Forte de cette expérience, je me sentais néanmoins vidée pour attaquer cette nouvelle année, ce nouveau groupe. Comment trouver un autre souffle, comment aimer les « nouveaux » autant que les anciens ? Car être prof de théâtre ce n’est pas seulement être prof, c’est aller chercher au fond des êtres en devenir ce qui leur est propre, c’est les mettre face à eux-mêmes mieux qu’ils ne le feraient par eux, c’est faire vivre une aventure à tout un groupe en essayant d’en laisser le moins possible de côté, le long du chemin.
Il fallut d’abord se rencontrer. Le premier trimestre fut âpre. Je voulais travailler encore et toujours davantage sur le corps et en même temps j’étais comme moins engagée. De plus, le groupe était hétérogène, très partagé, se connaissant mal et faisant peu pour améliorer les choses. Je n’avais plus l’ardeur pour des week-end entiers de théâtre à laisser ma famille, alors où trouver le ciment nécessaire à la construction collective ?
Les choses sont venues peu à peu ; quand il a fallu trouver un thème à notre spectacle, on a fait un exercice de parole que j’avais déjà exploré quelques années auparavant. Les idées récurrentes qui sont apparues tournaient autour du rapport à la terre, du départ et du retour, mais aussi de l’écologie. Amandine m’avait emmenée avec les 1ères et TL quelques semaines auparavant à Andasibe, à explorer la canopée en criant des textes littéraires. Lionel, avec son association Madarbres, avait assuré la logistique et la partie accrobranches. J’ai eu l’idée de mettre mes petits singes de planches sur des branches, de leur apprendre à explorer leur corps en l’air aussi. On a commencé par un samedi d’expérimentation à l’île aux oiseaux, à Tana.


En cours, on a commencé à écrire et chercher des textes sur le sujet, à explorer des mises en scène. J’ai pensé à Sylvain Tesson, le jeune géographe aventurier des temps modernes dont nous suivons les aventures, Jérôme et moi, depuis plusieurs années, en vélo autour du monde, à pied flirtant avec les 8000 himalayens, à cheval en Mongolie, à pied encore de la Sibérie ou grimpant de nuit les façades des cathédrales gothiques d’Île de France. Dans son Petit traité sur l’immensité du monde, j’ai trouvé quelques textes. Les élèves ont apporté un « Les oiseaux, à la campagne » d’Yves Garric repéré sur Internet, des musiques de Grand Corps Malade, Mickey 3D, Ridan, des jingles faits par Guillaume… Agnès et surtout Martin ont fait un magnifique travail sur l’image, insérant entre les vues d’arbres des déchets, de la pollution, des animaux massacrés, etc. Le tout a fini par faire un petit spectacle, SOS Terre des arbres.
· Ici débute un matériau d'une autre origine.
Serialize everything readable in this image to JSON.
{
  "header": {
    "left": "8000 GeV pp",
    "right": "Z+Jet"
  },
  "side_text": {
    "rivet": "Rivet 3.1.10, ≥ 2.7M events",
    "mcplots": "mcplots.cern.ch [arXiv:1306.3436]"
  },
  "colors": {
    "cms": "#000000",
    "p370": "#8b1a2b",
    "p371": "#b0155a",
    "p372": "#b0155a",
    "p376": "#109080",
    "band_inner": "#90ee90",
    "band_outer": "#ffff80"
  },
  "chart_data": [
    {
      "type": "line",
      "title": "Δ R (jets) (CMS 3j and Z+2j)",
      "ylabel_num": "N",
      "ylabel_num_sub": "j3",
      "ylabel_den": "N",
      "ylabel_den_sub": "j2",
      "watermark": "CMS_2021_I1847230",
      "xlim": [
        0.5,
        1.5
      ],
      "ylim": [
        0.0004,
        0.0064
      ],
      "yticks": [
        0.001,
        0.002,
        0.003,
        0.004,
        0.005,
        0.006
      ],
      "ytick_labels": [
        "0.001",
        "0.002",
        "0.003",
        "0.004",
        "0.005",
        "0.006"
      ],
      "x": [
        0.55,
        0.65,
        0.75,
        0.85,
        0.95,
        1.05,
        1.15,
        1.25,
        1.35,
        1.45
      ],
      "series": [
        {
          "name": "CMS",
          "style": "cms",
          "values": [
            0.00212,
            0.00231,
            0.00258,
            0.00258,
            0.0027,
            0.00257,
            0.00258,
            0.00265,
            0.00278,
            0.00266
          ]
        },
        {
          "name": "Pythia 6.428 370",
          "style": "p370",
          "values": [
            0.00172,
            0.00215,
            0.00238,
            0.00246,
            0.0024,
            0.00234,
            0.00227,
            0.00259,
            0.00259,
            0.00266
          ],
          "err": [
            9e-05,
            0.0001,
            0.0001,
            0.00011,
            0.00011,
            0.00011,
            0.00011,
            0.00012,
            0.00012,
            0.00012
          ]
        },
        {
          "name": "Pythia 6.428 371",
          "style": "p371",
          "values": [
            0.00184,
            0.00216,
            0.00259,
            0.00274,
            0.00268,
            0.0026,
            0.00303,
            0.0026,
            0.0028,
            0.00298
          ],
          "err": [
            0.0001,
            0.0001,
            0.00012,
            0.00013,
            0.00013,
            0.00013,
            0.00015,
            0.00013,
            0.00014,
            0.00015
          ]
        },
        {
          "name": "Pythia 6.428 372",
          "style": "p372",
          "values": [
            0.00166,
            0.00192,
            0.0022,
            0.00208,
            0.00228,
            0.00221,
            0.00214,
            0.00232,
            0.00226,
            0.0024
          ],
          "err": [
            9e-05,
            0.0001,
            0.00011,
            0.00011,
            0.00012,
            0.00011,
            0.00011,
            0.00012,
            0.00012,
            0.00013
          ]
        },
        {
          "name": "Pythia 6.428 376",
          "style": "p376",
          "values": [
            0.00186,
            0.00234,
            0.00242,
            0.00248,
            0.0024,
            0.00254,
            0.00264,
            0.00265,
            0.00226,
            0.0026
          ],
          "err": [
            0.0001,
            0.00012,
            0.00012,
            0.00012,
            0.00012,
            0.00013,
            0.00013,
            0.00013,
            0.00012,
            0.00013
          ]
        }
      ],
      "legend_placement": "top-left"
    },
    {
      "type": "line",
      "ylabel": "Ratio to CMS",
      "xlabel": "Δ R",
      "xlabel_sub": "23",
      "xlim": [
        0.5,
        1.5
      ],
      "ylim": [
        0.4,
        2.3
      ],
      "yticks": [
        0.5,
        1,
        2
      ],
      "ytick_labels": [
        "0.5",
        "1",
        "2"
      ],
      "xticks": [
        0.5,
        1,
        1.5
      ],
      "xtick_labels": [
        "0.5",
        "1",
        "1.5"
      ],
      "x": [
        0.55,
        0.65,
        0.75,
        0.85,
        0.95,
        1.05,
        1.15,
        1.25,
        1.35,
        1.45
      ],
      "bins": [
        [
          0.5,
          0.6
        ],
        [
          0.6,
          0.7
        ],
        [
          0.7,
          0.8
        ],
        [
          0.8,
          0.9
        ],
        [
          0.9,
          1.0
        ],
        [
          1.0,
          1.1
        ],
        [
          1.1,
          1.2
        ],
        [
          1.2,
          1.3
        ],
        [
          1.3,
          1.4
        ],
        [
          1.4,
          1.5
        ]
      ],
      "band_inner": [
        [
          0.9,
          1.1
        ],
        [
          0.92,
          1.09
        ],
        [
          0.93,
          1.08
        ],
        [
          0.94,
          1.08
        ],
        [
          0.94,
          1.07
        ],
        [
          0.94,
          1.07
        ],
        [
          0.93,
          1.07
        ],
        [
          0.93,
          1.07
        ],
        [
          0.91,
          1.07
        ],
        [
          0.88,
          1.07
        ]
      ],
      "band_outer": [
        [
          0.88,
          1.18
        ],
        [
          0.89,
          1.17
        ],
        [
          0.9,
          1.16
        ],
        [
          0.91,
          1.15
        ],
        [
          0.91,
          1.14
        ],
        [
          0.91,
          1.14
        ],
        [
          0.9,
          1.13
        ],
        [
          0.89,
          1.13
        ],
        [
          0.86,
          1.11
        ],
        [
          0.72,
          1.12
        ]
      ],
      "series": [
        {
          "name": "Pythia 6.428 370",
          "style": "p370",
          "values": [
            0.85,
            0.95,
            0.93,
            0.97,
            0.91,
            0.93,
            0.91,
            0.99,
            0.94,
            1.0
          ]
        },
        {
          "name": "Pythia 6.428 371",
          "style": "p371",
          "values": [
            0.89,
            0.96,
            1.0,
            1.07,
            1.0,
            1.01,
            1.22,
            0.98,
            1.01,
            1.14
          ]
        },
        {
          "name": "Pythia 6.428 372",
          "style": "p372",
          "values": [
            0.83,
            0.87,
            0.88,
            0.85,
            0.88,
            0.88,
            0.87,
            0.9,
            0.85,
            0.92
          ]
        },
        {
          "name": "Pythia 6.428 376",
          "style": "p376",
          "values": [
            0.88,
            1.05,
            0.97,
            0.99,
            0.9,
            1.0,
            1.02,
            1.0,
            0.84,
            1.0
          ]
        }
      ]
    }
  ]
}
Je n’y aime pas tout mais je trouve que les élèves ont bien travaillé et c’est vraiment leur création et pas la mienne, et c’est à cela que je pense qu’il faut arriver en option.



On s’est montré nos travaux en cours, on s’est jeté à la mer pour se dire au revoir. 2 jours et demi très intenses.
Puis, sur la route du retour, on s’est arrêté à Andasibe. Mme Juliette nous a hébergés et nourris à la malgache, romazava et ravitoto.





Le spectacle dans sa version la plus achevée a été montré au CCAC, dans le cadre du Festival de théâtre scolaire (je vais y revenir, à celui-là), puis à l’école américaine, grâce à Mme Reiss – une famille qui fait le lien entre mon ancien groupe où brillait la jolie Chloé, l’aînée, et le nouveau, qu’a intégré la plus sage Adélie… il ne me restera plus qu’à faire monter sur les planches le petit frère, mais ce n’est pas pour tout de suite ! On a encore joué en mai au lycée. On a joué sans Yohann, qui est malade et auquel nous ne cessons de penser, et aussi une fois sans Tuana. Les élèves ont su combler les manques, se passer les trous de textes. Ils ont vraiment assuré. Pari réussi : le groupe est un, et je l’aime… Je le garde l’an prochain, je suis heureuse, si ce n’est que Martin part en France et qu’il va bien me manquer. On s'attache à ces petites choses, - et surtout à certaines, c'est fou !
1 commentaire:
Les émotions, c'est formidable. On en est toujours plein. Et quand la fille ressemble au père — la fille au père en quelque sorte —, c'est beaucoup de gorges serrées et de larmes qui coulent.